Low startup time neural text to speech options

I’m trying to make a bit of a homebrew voice assistant and I’m having a lot of trouble with the “voice” part.
I managed to get a copy of a real time voice cloning GitHub project running, which was cool, but it takes nearly 40 seconds to come online. In order for my project to be useful I figure I have 10 seconds from the point the board hears the wake word. As soon as a separate script detects the wake word I figure it can trigger the tts model to start loading into memory, then by the time I finish my request it can start synthesizing the response.

I thought that the FastSpeech model in the deep learning example git might be what I need. But I can’t figure out how to use it. I literally just need (text > python script > .wav file) or output to speaker. But all the documentation I can find anywhere is only on how to train it. It seems to be globally assumed that once you train it you know what to do with it and it’s frustrating.

So I guess my questions boil down to
Can a tensorflow, pytorch, or tensorrt model be used like this? Either small enough to keep constantly loaded in ram or capable of being cold started in around 10 seconds?

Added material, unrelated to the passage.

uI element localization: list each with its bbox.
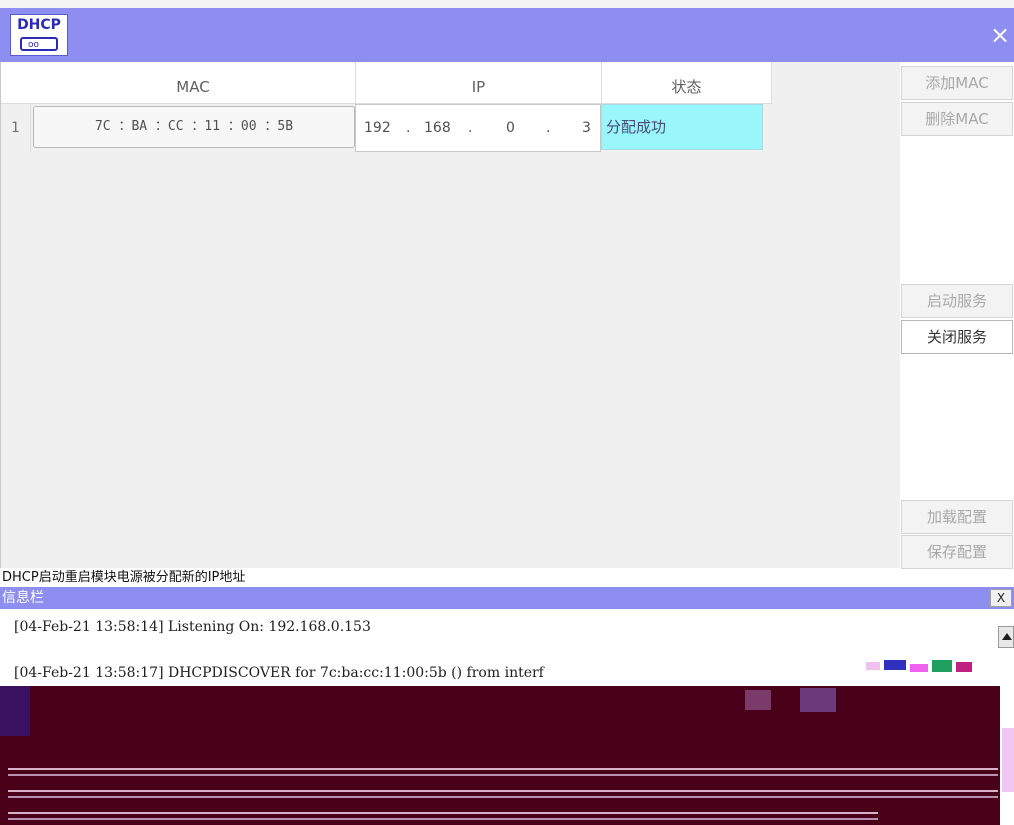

I know that old fashion text to speech methods may be better suited, but I bought this board for machine learning so I’m just about determined to pull my hair out before I go crawling back to hidden Markov models.
Sorry for the slight rant. Any help is very much appreciated!


You can deploy a TensorFlow, PyTorch or TensorRT model on NX.
But the performance will depend on the model complexity.

We do have an example to inference FastSpeech with TensorRT.
You can give it a try to see if the performance is acceptable or not.